São épocas diferentes. Naquela época que eu jogava, o talento do jogador brasileiro era maior. Tinha mais craques. Era mais difícil, não tinha exame antidoping, por exemplo. Só eu sei o que sofri na Libertadores, naquele jogo contra o Estudiantes na Argentina, e nós fomos campeões do mundo. Mas fico contente pelo que estamos fazendo hoje em dia. Posso falar que estamos jogando um futebol mais bonito. Naquela época era mais competitivo.
Mas, para muitas pessoas, é quase impossível nos dias atuais um clube sul-americano ser campeão do mundo novamente.
É para você ver quem se enfrenta. Qualquer clube daqui que ganhar a Libertadores vai enfrentar uma seleção.
Você tem conseguido superar todos os desafios. Estancou os gols de bola aérea, fez Arthur e Maicon jogarem juntos, transformou Luan de soneca em jogador de seleção. Qual o próximo desafio?
Aí, não sei o que vocês vão falar (risos). Tudo o que vocês falaram, passamos por cima. Não sei o que vem pela frente. Até porque não sei onde este Grêmio pode chegar. Mas, acima de tudo, falo muito para os jogadores ficarem de pezinhos no chão. Hoje, o Grêmio está sendo elogiado por todo o Brasil merecidamente, com jogadores que podem estar na Copa do Mundo, mas, em futebol, hoje você está ganhando, amanhã ou depois pode começar a perder, o que é normal, e vão falar que o time não era nada daquilo, que já mascarou, já está andando diferente. É muito pezinho no chão. Até porque, este ano, temos de ganhar no mínimo mais um título.
Seu ciclo no Grêmio se encerra neste ano?
Tem minha assinatura lá no meu contrato. Mas, se amanhã, ou agora, depois desta entrevista, eu resolver entrar no meu carro, pegar minha mala e ir embora, eu vou e não pago nada ao Grêmio. E vice-versa.
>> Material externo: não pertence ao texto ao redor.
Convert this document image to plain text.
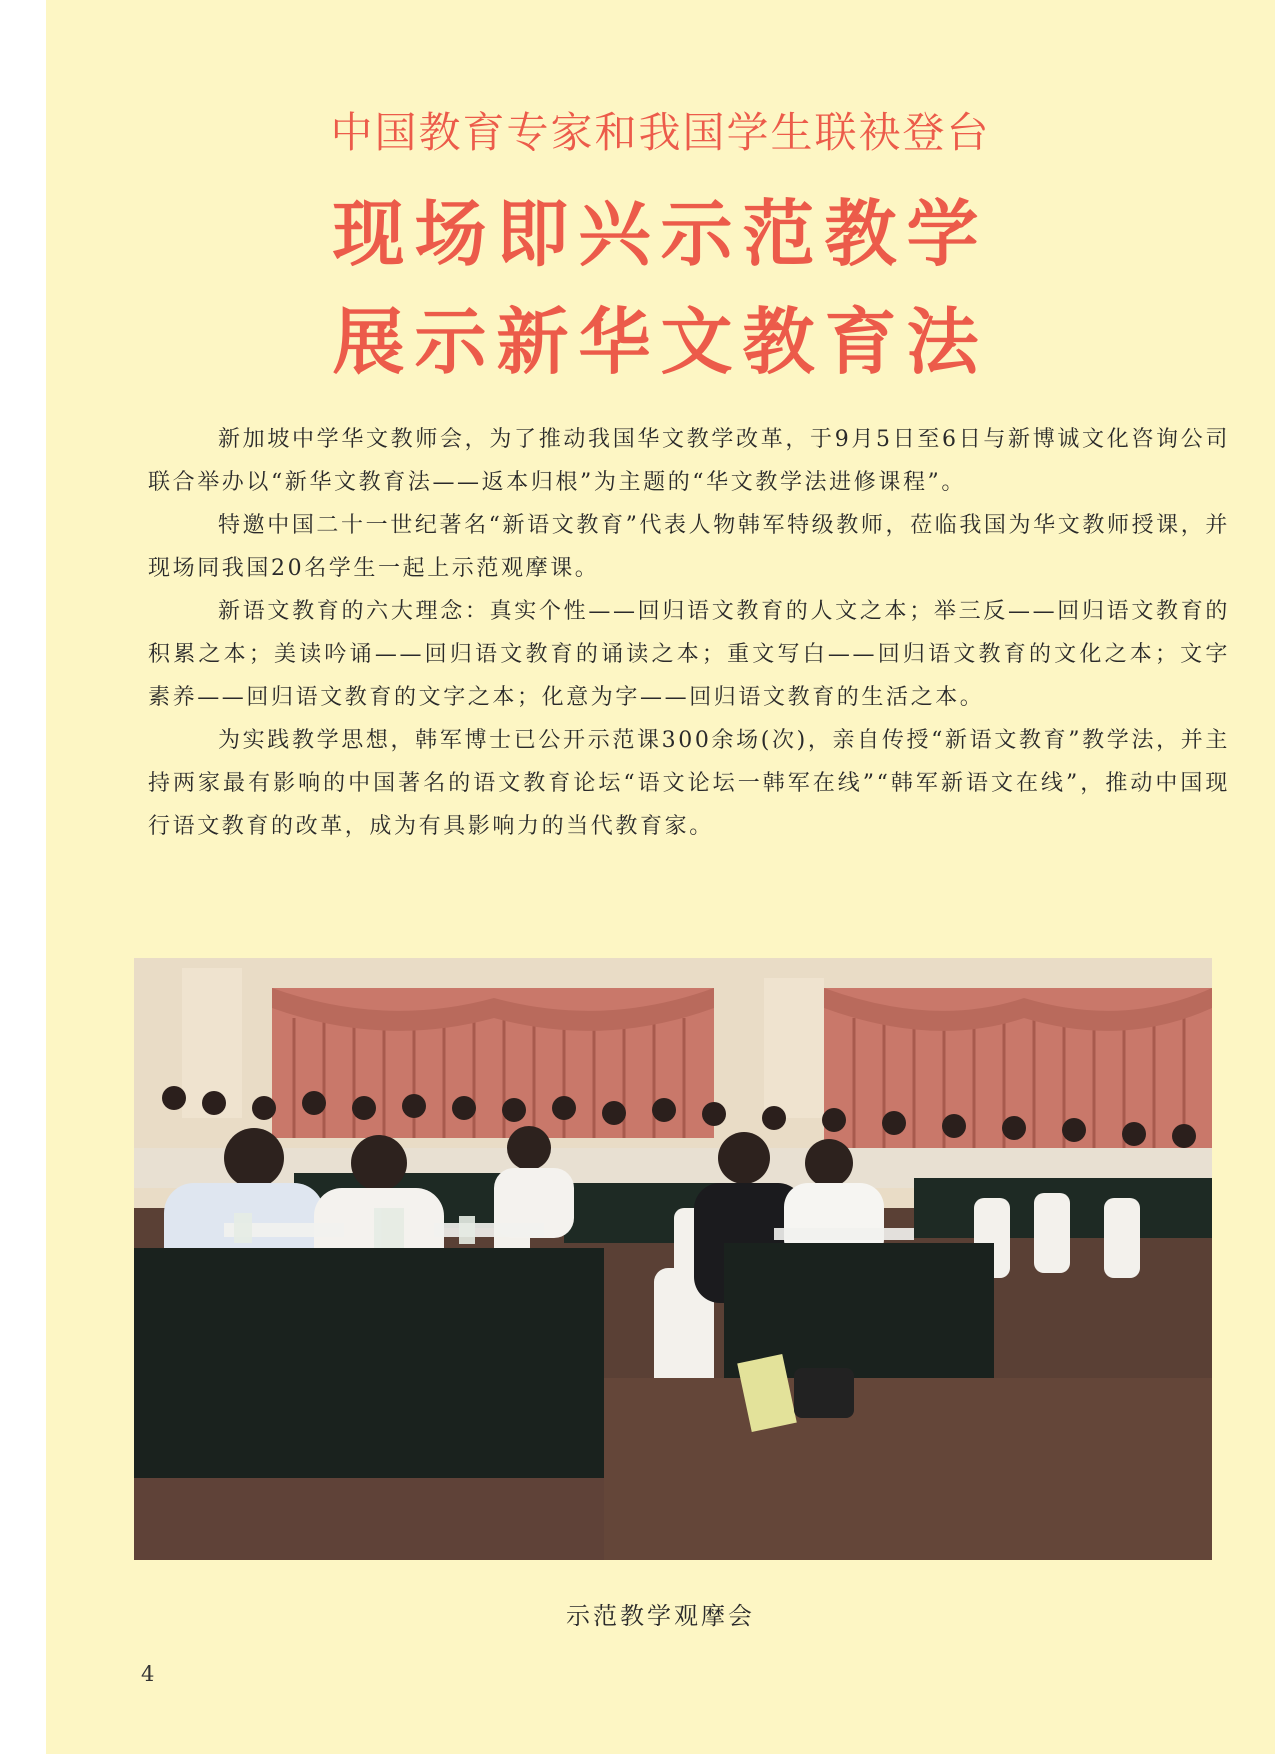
中国教育专家和我国学生联袂登台
现场即兴示范教学
展示新华文教育法

新加坡中学华文教师会，为了推动我国华文教学改革，于9月5日至6日与新博诚文化咨询公司联合举办以“新华文教育法——返本归根”为主题的“华文教学法进修课程”。

特邀中国二十一世纪著名“新语文教育”代表人物韩军特级教师，莅临我国为华文教师授课，并现场同我国20名学生一起上示范观摩课。

新语文教育的六大理念：真实个性——回归语文教育的人文之本；举三反——回归语文教育的积累之本；美读吟诵——回归语文教育的诵读之本；重文写白——回归语文教育的文化之本；文字素养——回归语文教育的文字之本；化意为字——回归语文教育的生活之本。

为实践教学思想，韩军博士已公开示范课300余场(次)，亲自传授“新语文教育”教学法，并主持两家最有影响的中国著名的语文教育论坛“语文论坛一韩军在线”“韩军新语文在线”，推动中国现行语文教育的改革，成为有具影响力的当代教育家。

示范教学观摩会
4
Com o clube do meu coração, não tem um real de multa, nem de um lado, nem de outro. Quando fui campeão em 2016, ou agora, neste ano, eu poderia ter colocado uma multa absurda na renovação. E o Grêmio teria de me dar esta multa, pelo momento. Eu nunca fiz isso. Eu tive uma proposta do Flamengo que eram dois caminhões (de dinheiro). Mas não botei o presidente e a diretoria na parede. Pelo contrário. Falei: "Não quero um real de aumento". Não estou aqui para me aproveitar da situação. Estou aqui para trabalhar e agradeço a oportunidade que o Grêmio sempre me deu. O dia em que sair do Grêmio nunca será com briga. Vai ser numa boa. No momento em que os resultados não estiverem aparecendo, o presidente poderá ficar à vontade, conversaremos numa boa. Estou muito satisfeito aqui. Falam que Renato não sai do Rio de Janeiro. E eu fiquei aqui, apesar dessa proposta do Flamengo. Se fala que é só mais este ano. Não gosto de dar prazo. Eu vivo o momento. E ele é maravilhoso, temos três competições. Depois, pode ser que eu continue. Não sei nem o que farei amanhã. Não gosto de me programar para lá na frente. Depois a gente vê o que acontece.
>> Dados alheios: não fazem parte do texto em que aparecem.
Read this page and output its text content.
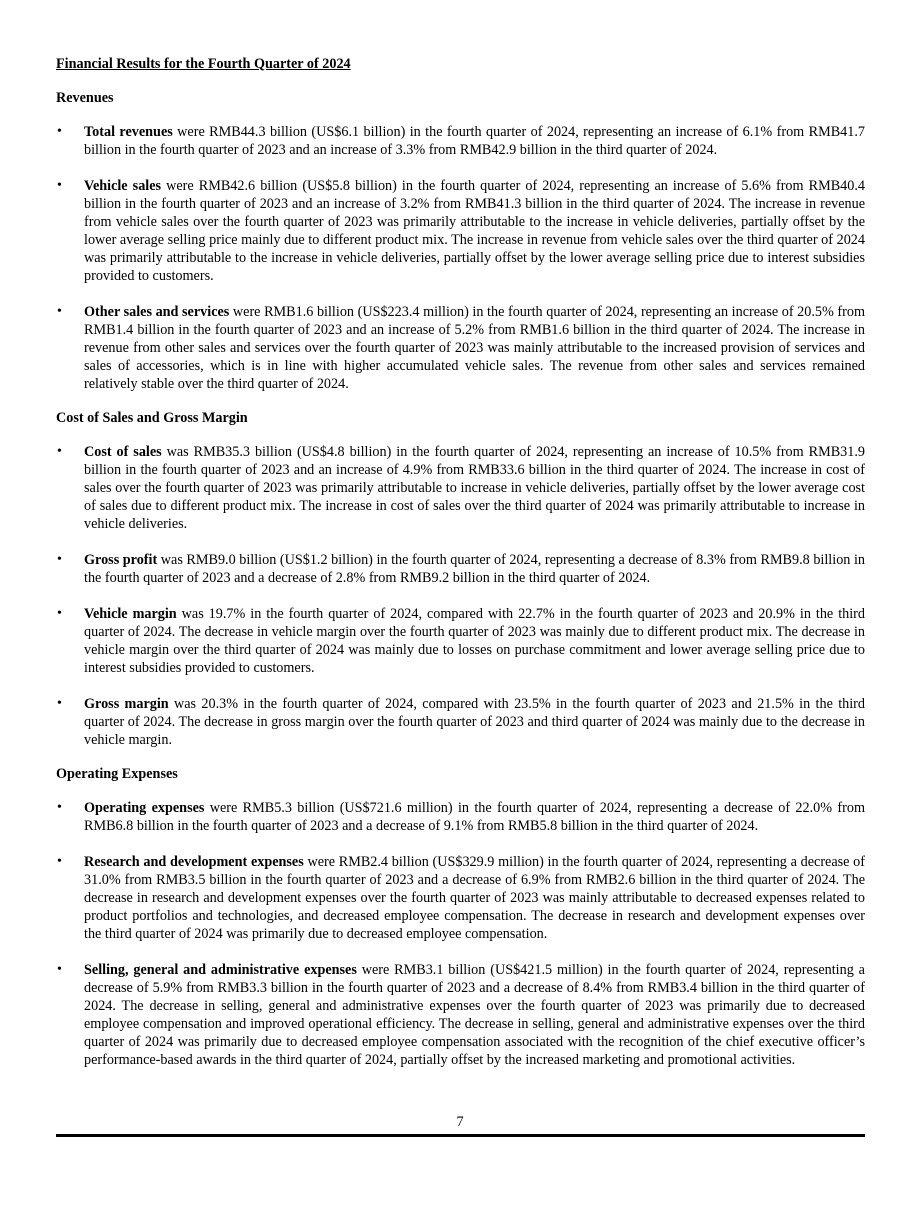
Financial Results for the Fourth Quarter of 2024
Revenues
• Total revenues were RMB44.3 billion (US$6.1 billion) in the fourth quarter of 2024, representing an increase of 6.1% from RMB41.7 billion in the fourth quarter of 2023 and an increase of 3.3% from RMB42.9 billion in the third quarter of 2024.
• Vehicle sales were RMB42.6 billion (US$5.8 billion) in the fourth quarter of 2024, representing an increase of 5.6% from RMB40.4 billion in the fourth quarter of 2023 and an increase of 3.2% from RMB41.3 billion in the third quarter of 2024. The increase in revenue from vehicle sales over the fourth quarter of 2023 was primarily attributable to the increase in vehicle deliveries, partially offset by the lower average selling price mainly due to different product mix. The increase in revenue from vehicle sales over the third quarter of 2024 was primarily attributable to the increase in vehicle deliveries, partially offset by the lower average selling price due to interest subsidies provided to customers.
• Other sales and services were RMB1.6 billion (US$223.4 million) in the fourth quarter of 2024, representing an increase of 20.5% from RMB1.4 billion in the fourth quarter of 2023 and an increase of 5.2% from RMB1.6 billion in the third quarter of 2024. The increase in revenue from other sales and services over the fourth quarter of 2023 was mainly attributable to the increased provision of services and sales of accessories, which is in line with higher accumulated vehicle sales. The revenue from other sales and services remained relatively stable over the third quarter of 2024.
Cost of Sales and Gross Margin
• Cost of sales was RMB35.3 billion (US$4.8 billion) in the fourth quarter of 2024, representing an increase of 10.5% from RMB31.9 billion in the fourth quarter of 2023 and an increase of 4.9% from RMB33.6 billion in the third quarter of 2024. The increase in cost of sales over the fourth quarter of 2023 was primarily attributable to increase in vehicle deliveries, partially offset by the lower average cost of sales due to different product mix. The increase in cost of sales over the third quarter of 2024 was primarily attributable to increase in vehicle deliveries.
• Gross profit was RMB9.0 billion (US$1.2 billion) in the fourth quarter of 2024, representing a decrease of 8.3% from RMB9.8 billion in the fourth quarter of 2023 and a decrease of 2.8% from RMB9.2 billion in the third quarter of 2024.
• Vehicle margin was 19.7% in the fourth quarter of 2024, compared with 22.7% in the fourth quarter of 2023 and 20.9% in the third quarter of 2024. The decrease in vehicle margin over the fourth quarter of 2023 was mainly due to different product mix. The decrease in vehicle margin over the third quarter of 2024 was mainly due to losses on purchase commitment and lower average selling price due to interest subsidies provided to customers.
• Gross margin was 20.3% in the fourth quarter of 2024, compared with 23.5% in the fourth quarter of 2023 and 21.5% in the third quarter of 2024. The decrease in gross margin over the fourth quarter of 2023 and third quarter of 2024 was mainly due to the decrease in vehicle margin.
Operating Expenses
• Operating expenses were RMB5.3 billion (US$721.6 million) in the fourth quarter of 2024, representing a decrease of 22.0% from RMB6.8 billion in the fourth quarter of 2023 and a decrease of 9.1% from RMB5.8 billion in the third quarter of 2024.
• Research and development expenses were RMB2.4 billion (US$329.9 million) in the fourth quarter of 2024, representing a decrease of 31.0% from RMB3.5 billion in the fourth quarter of 2023 and a decrease of 6.9% from RMB2.6 billion in the third quarter of 2024. The decrease in research and development expenses over the fourth quarter of 2023 was mainly attributable to decreased expenses related to product portfolios and technologies, and decreased employee compensation. The decrease in research and development expenses over the third quarter of 2024 was primarily due to decreased employee compensation.
• Selling, general and administrative expenses were RMB3.1 billion (US$421.5 million) in the fourth quarter of 2024, representing a decrease of 5.9% from RMB3.3 billion in the fourth quarter of 2023 and a decrease of 8.4% from RMB3.4 billion in the third quarter of 2024. The decrease in selling, general and administrative expenses over the fourth quarter of 2023 was primarily due to decreased employee compensation and improved operational efficiency. The decrease in selling, general and administrative expenses over the third quarter of 2024 was primarily due to decreased employee compensation associated with the recognition of the chief executive officer’s performance-based awards in the third quarter of 2024, partially offset by the increased marketing and promotional activities.
7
O Renato maduro de hoje é uma pessoa melhor do que o marrento da época de jogador?
Eu nunca fui marrento. E tenho todas as ferramentas para ser. Eu sou é tímido. Só que ninguém acredita. Aquele era meu jeito de ser. Era garoto. As pessoas até hoje falam que sou mascarado. Pelo contrário. Sou tímido, bem tranquilo. Eu tinha 18, 19, 20 anos na época. Eu jogava. E jogava muito. E as pessoas misturavam as coisas. Hoje, só sou mais experiente. Conto até 10. Mas não mudei minha forma de ser.
Como é a cada jogo ser o alvo do adversário, que quer fazer de tudo para bater o Grêmio?
Eu falo para o meu grupo que as dificuldades para a gente aumentam a cada partida. Os adversários se concentram mais, se dedicam mais. Como se o Grêmio fosse uma seleção.
E não é?
Não. O Grêmio é igual aos outros. Joga bonito, tem um diferencial. Mas todos veem como o adversário a ser batido. Todos querem ganhar. Se vai ganhar, é outra história. Aí o caminho é mais longo.
Continuas com dificuldade de sair à noite para se divertir?
Nada mudou. No próprio Rio de Janeiro é difícil. Imagina aqui. Não é que eu não consiga. Claro que vou sair. Mas estou ali tomando um chope e daqui a pouco para e vem uma foto. Você não consegue interagir, conversar, tomar um chope, então prefiro ficar no hotel. Mas é uma coisa normal. Fazer o quê? Sair e não conseguir conversar e tomar um chope? Então, fico no hotel.